Step 5: Reduce Evening Light Exposure
Bright, blue-spectrum light in the evening delays melatonin production by up to two to three hours. Two to three hours before your target bedtime, dim overhead lights and switch to warm, low lamps. If you use screens in the evening, enable night mode and consider blue-light-blocking glasses.
Step 6: Build a Wind-Down Ritual
Your brain cannot switch instantly from high alertness to sleep. A consistent 30 to 60 minute wind-down routine signals to your nervous system that sleep is approaching. Reading a physical book, gentle stretching, journalling, or a warm bath all work. Avoid email, stressful news, difficult conversations, or competitive video games in the hour before bed.
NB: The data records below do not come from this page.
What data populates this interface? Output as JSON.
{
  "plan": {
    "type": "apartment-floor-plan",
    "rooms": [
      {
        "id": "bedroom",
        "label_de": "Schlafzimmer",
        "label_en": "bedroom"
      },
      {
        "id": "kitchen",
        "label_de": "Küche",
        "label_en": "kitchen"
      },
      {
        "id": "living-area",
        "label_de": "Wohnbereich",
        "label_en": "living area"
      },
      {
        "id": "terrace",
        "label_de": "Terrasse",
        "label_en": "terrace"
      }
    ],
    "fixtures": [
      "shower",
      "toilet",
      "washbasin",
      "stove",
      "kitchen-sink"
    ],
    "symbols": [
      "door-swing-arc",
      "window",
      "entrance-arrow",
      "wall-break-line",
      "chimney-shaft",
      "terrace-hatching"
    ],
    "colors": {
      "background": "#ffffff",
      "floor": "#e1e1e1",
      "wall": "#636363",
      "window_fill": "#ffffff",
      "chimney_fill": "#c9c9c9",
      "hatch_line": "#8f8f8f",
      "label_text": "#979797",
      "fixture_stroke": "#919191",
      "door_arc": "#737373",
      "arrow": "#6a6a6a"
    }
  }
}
Step 7: Address Anxiety and Racing Thoughts
For many poor sleepers, the primary problem is psychological: an inability to switch off from worries at bedtime. A daily worry dump — writing down all anxieties and to-do items 60 to 90 minutes before bed, closing the notebook, and mentally placing them outside the bedroom — is highly effective. Cognitive shuffling, imagining a random sequence of unconnected images as you fall asleep, prevents the narrative thinking that keeps the brain alert.
Frequently Asked Questions
How many hours of sleep do adults actually need?
The National Sleep Foundation recommends seven to nine hours for adults aged 18 to 64. The idea that you can train yourself to need less sleep is not supported by evidence. Most people who believe they function well on five to six hours are chronically sleep-deprived and adapted to the feeling of it.
Does the 90-minute sleep cycle rule actually matter?
Sleep does occur in roughly 90-minute cycles. Waking at the end of a cycle makes you feel more refreshed. A consistent daily wake time will naturally align your cycles over time, which is more reliable than attempting to time your alarm to a cycle.
Are sleep supplements like melatonin worth taking?
Melatonin is most useful for shift workers and jet lag — shifting the timing of sleep rather than improving its quality or depth. For most people with chronic poor sleep, the behavioural changes described above produce more significant improvements than supplementation. Always consult a GP before starting any supplement.
What should I do if I wake up in the night and cannot get back to sleep?
If you cannot return to sleep within 20 minutes, get up, go to another room, do something calm in dim light until you feel genuinely sleepy, then return to bed. This technique — part of Cognitive Behavioural Therapy for Insomnia (CBT-I) — is the most evidence-based treatment for chronic insomnia, more effective than sleep medication.
Does exercise improve sleep?
Yes, significantly. Even 20 to 30 minutes of brisk walking daily improves sleep quality, reduces the time taken to fall asleep, and increases the proportion of deep sleep. Morning or afternoon exercise is generally preferable — vigorous exercise within two hours of bedtime can delay sleep onset in some individuals.